Guarantees of safety (more accurately stability) is the entire point of lyaponov analysis, and it's used on noisy systems all of the time (https://www.mathematik.hu-berlin.de/~imkeller/research/paper...). Can you point to a specific noisy system that control theory is ill suited for?



Once you have a path to follow, classical control theory can be used to control the steering angle to follow it.

But classical control theory hasn't been able to extract, from camera pixels, the open path in a road with cars, bicycles, and pedestrians. Camera inputs are million-dimensional, and there aren't accurate theoretical models for them.


Unmanned drones are orders of magnitude easier since you don't have anything that you can just fly into once you are above few hundred feets. They also don't have to rely on any vision based sensing. E.g. a drone has altitude, current speed, heading all of which while noisy can be represented easily as a small set of values.

The whole Lyapunov and control theory assumes perfect knowledge of sensors. Even though the signal itself might be error prone you have a signal. In case of autonomous driving even in simple cases as those described in the blogposts knowing the exact position of the markers and then using them to tune the contoller is not as easy as you might think.

The end-to-end system shown here solves three problems it processes the images to derive the signal, it then represents it optimally to the controller and then tunes the controller using provided training labels.

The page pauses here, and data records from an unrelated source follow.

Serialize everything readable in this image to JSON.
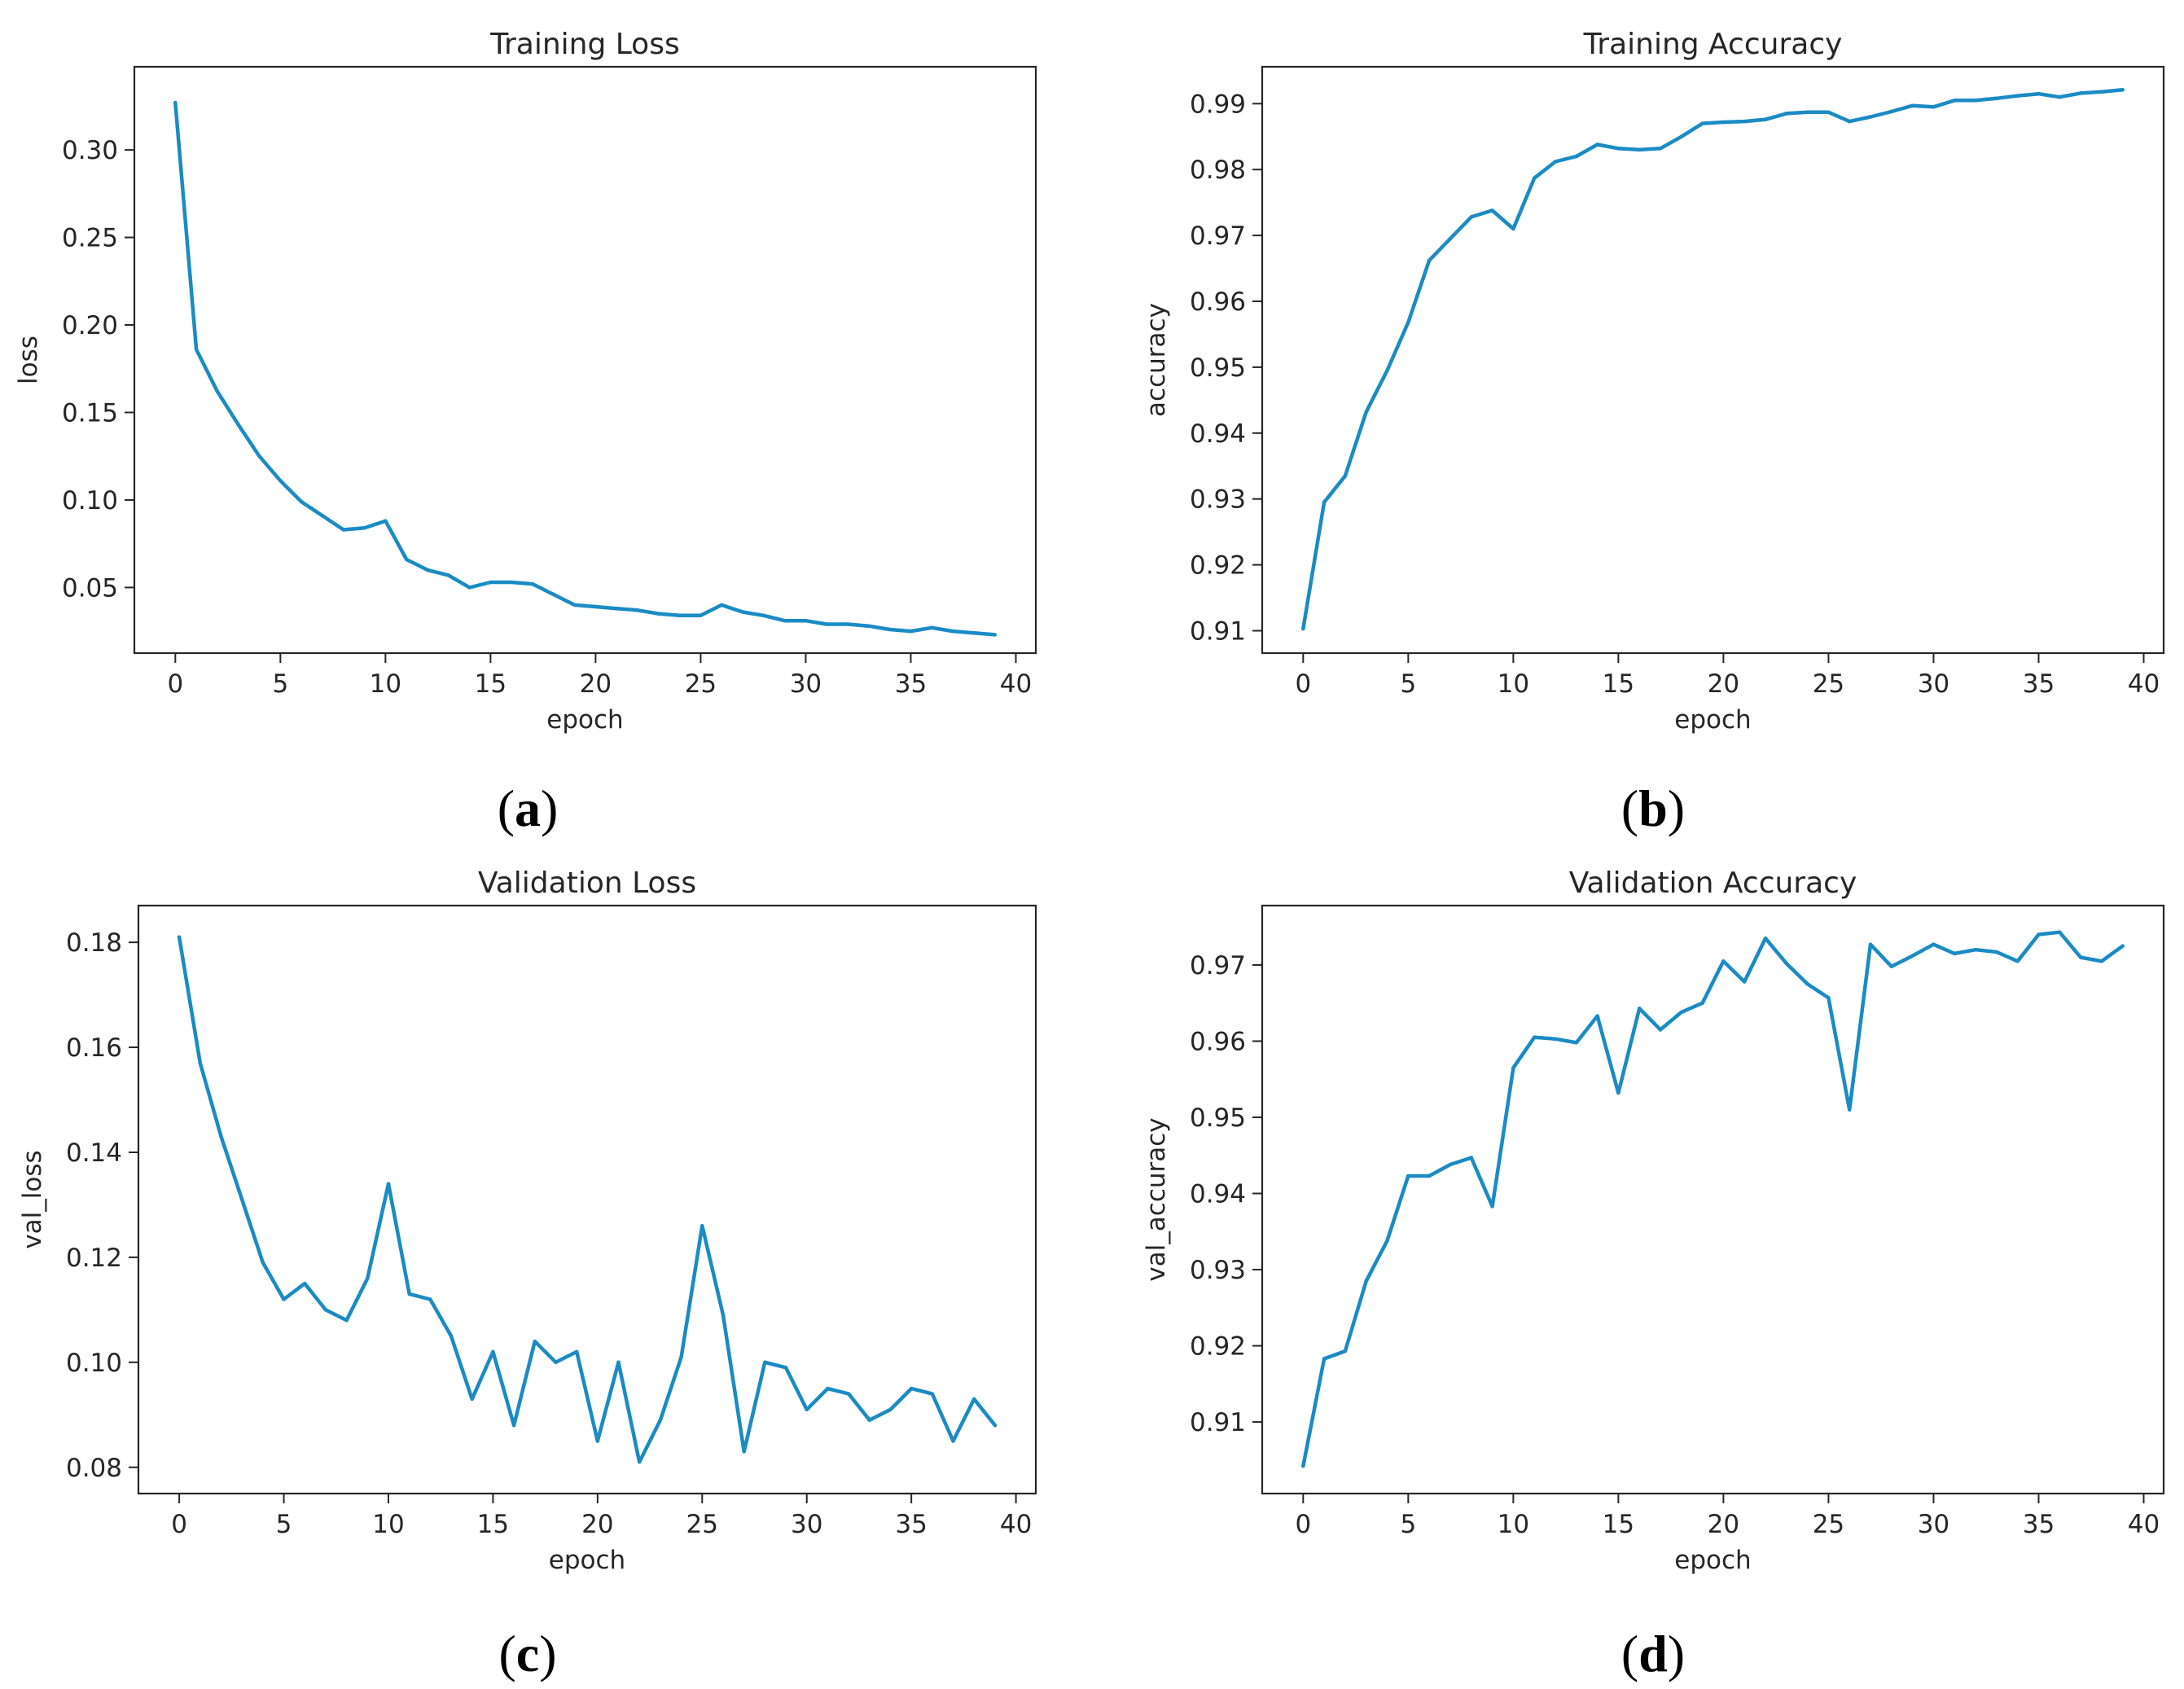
{
  "colors": {
    "line": "#1a8bc4",
    "axis": "#262626"
  },
  "chart_data": [
    {
      "id": "a",
      "type": "line",
      "title": "Training Loss",
      "xlabel": "epoch",
      "ylabel": "loss",
      "caption": {
        "open": "(",
        "letter": "a",
        "close": ")"
      },
      "xlim": [
        -1.95,
        40.95
      ],
      "ylim": [
        0.0125,
        0.3475
      ],
      "xticks": [
        0,
        5,
        10,
        15,
        20,
        25,
        30,
        35,
        40
      ],
      "xtick_labels": [
        "0",
        "5",
        "10",
        "15",
        "20",
        "25",
        "30",
        "35",
        "40"
      ],
      "yticks": [
        0.05,
        0.1,
        0.15,
        0.2,
        0.25,
        0.3
      ],
      "ytick_labels": [
        "0.05",
        "0.10",
        "0.15",
        "0.20",
        "0.25",
        "0.30"
      ],
      "series": [
        {
          "name": "loss",
          "x": [
            0,
            1,
            2,
            3,
            4,
            5,
            6,
            7,
            8,
            9,
            10,
            11,
            12,
            13,
            14,
            15,
            16,
            17,
            18,
            19,
            20,
            21,
            22,
            23,
            24,
            25,
            26,
            27,
            28,
            29,
            30,
            31,
            32,
            33,
            34,
            35,
            36,
            37,
            38,
            39
          ],
          "values": [
            0.327,
            0.186,
            0.162,
            0.143,
            0.125,
            0.111,
            0.099,
            0.091,
            0.083,
            0.084,
            0.088,
            0.066,
            0.06,
            0.057,
            0.05,
            0.053,
            0.053,
            0.052,
            0.046,
            0.04,
            0.039,
            0.038,
            0.037,
            0.035,
            0.034,
            0.034,
            0.04,
            0.036,
            0.034,
            0.031,
            0.031,
            0.029,
            0.029,
            0.028,
            0.026,
            0.025,
            0.027,
            0.025,
            0.024,
            0.023
          ]
        }
      ]
    },
    {
      "id": "b",
      "type": "line",
      "title": "Training Accuracy",
      "xlabel": "epoch",
      "ylabel": "accuracy",
      "caption": {
        "open": "(",
        "letter": "b",
        "close": ")"
      },
      "xlim": [
        -1.95,
        40.95
      ],
      "ylim": [
        0.9066,
        0.9956
      ],
      "xticks": [
        0,
        5,
        10,
        15,
        20,
        25,
        30,
        35,
        40
      ],
      "xtick_labels": [
        "0",
        "5",
        "10",
        "15",
        "20",
        "25",
        "30",
        "35",
        "40"
      ],
      "yticks": [
        0.91,
        0.92,
        0.93,
        0.94,
        0.95,
        0.96,
        0.97,
        0.98,
        0.99
      ],
      "ytick_labels": [
        "0.91",
        "0.92",
        "0.93",
        "0.94",
        "0.95",
        "0.96",
        "0.97",
        "0.98",
        "0.99"
      ],
      "series": [
        {
          "name": "accuracy",
          "x": [
            0,
            1,
            2,
            3,
            4,
            5,
            6,
            7,
            8,
            9,
            10,
            11,
            12,
            13,
            14,
            15,
            16,
            17,
            18,
            19,
            20,
            21,
            22,
            23,
            24,
            25,
            26,
            27,
            28,
            29,
            30,
            31,
            32,
            33,
            34,
            35,
            36,
            37,
            38,
            39
          ],
          "values": [
            0.9103,
            0.9295,
            0.9335,
            0.9432,
            0.9495,
            0.9568,
            0.9662,
            0.9695,
            0.9728,
            0.9738,
            0.971,
            0.9787,
            0.9812,
            0.982,
            0.9838,
            0.9832,
            0.983,
            0.9832,
            0.985,
            0.987,
            0.9872,
            0.9873,
            0.9876,
            0.9885,
            0.9887,
            0.9887,
            0.9873,
            0.988,
            0.9888,
            0.9897,
            0.9895,
            0.9905,
            0.9905,
            0.9908,
            0.9912,
            0.9915,
            0.991,
            0.9916,
            0.9918,
            0.9921
          ]
        }
      ]
    },
    {
      "id": "c",
      "type": "line",
      "title": "Validation Loss",
      "xlabel": "epoch",
      "ylabel": "val_loss",
      "caption": {
        "open": "(",
        "letter": "c",
        "close": ")"
      },
      "xlim": [
        -1.95,
        40.95
      ],
      "ylim": [
        0.075,
        0.187
      ],
      "xticks": [
        0,
        5,
        10,
        15,
        20,
        25,
        30,
        35,
        40
      ],
      "xtick_labels": [
        "0",
        "5",
        "10",
        "15",
        "20",
        "25",
        "30",
        "35",
        "40"
      ],
      "yticks": [
        0.08,
        0.1,
        0.12,
        0.14,
        0.16,
        0.18
      ],
      "ytick_labels": [
        "0.08",
        "0.10",
        "0.12",
        "0.14",
        "0.16",
        "0.18"
      ],
      "series": [
        {
          "name": "val_loss",
          "x": [
            0,
            1,
            2,
            3,
            4,
            5,
            6,
            7,
            8,
            9,
            10,
            11,
            12,
            13,
            14,
            15,
            16,
            17,
            18,
            19,
            20,
            21,
            22,
            23,
            24,
            25,
            26,
            27,
            28,
            29,
            30,
            31,
            32,
            33,
            34,
            35,
            36,
            37,
            38,
            39
          ],
          "values": [
            0.181,
            0.157,
            0.143,
            0.131,
            0.119,
            0.112,
            0.115,
            0.11,
            0.108,
            0.116,
            0.134,
            0.113,
            0.112,
            0.105,
            0.093,
            0.102,
            0.088,
            0.104,
            0.1,
            0.102,
            0.085,
            0.1,
            0.081,
            0.089,
            0.101,
            0.126,
            0.109,
            0.083,
            0.1,
            0.099,
            0.091,
            0.095,
            0.094,
            0.089,
            0.091,
            0.095,
            0.094,
            0.085,
            0.093,
            0.088
          ]
        }
      ]
    },
    {
      "id": "d",
      "type": "line",
      "title": "Validation Accuracy",
      "xlabel": "epoch",
      "ylabel": "val_accuracy",
      "caption": {
        "open": "(",
        "letter": "d",
        "close": ")"
      },
      "xlim": [
        -1.95,
        40.95
      ],
      "ylim": [
        0.9006,
        0.9778
      ],
      "xticks": [
        0,
        5,
        10,
        15,
        20,
        25,
        30,
        35,
        40
      ],
      "xtick_labels": [
        "0",
        "5",
        "10",
        "15",
        "20",
        "25",
        "30",
        "35",
        "40"
      ],
      "yticks": [
        0.91,
        0.92,
        0.93,
        0.94,
        0.95,
        0.96,
        0.97
      ],
      "ytick_labels": [
        "0.91",
        "0.92",
        "0.93",
        "0.94",
        "0.95",
        "0.96",
        "0.97"
      ],
      "series": [
        {
          "name": "val_accuracy",
          "x": [
            0,
            1,
            2,
            3,
            4,
            5,
            6,
            7,
            8,
            9,
            10,
            11,
            12,
            13,
            14,
            15,
            16,
            17,
            18,
            19,
            20,
            21,
            22,
            23,
            24,
            25,
            26,
            27,
            28,
            29,
            30,
            31,
            32,
            33,
            34,
            35,
            36,
            37,
            38,
            39
          ],
          "values": [
            0.9042,
            0.9183,
            0.9193,
            0.9285,
            0.9338,
            0.9423,
            0.9423,
            0.9438,
            0.9447,
            0.9383,
            0.9565,
            0.9605,
            0.9603,
            0.9598,
            0.9633,
            0.9532,
            0.9643,
            0.9615,
            0.9638,
            0.965,
            0.9705,
            0.9678,
            0.9735,
            0.9702,
            0.9675,
            0.9657,
            0.951,
            0.9727,
            0.9698,
            0.9712,
            0.9727,
            0.9715,
            0.972,
            0.9717,
            0.9705,
            0.974,
            0.9743,
            0.971,
            0.9705,
            0.9725
          ]
        }
      ]
    }
  ]
}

I cited Lyapunov, more as the ABC of nonlinear controls. Much more can be done in an analytical fashion, the "end-to-end" system here does not "solve" anything. It is a trained steering command regressor, nothing fancy, it's likely to work in this guy's living room, under certain lighting conditions, there is no way of predicting its accuracy, sensibility or anything else. Engineers have been breaking down systems into sub systems for a reason -> tractability of testing and improvement. End-to-end systems like that have close to zero value if you need something reliable.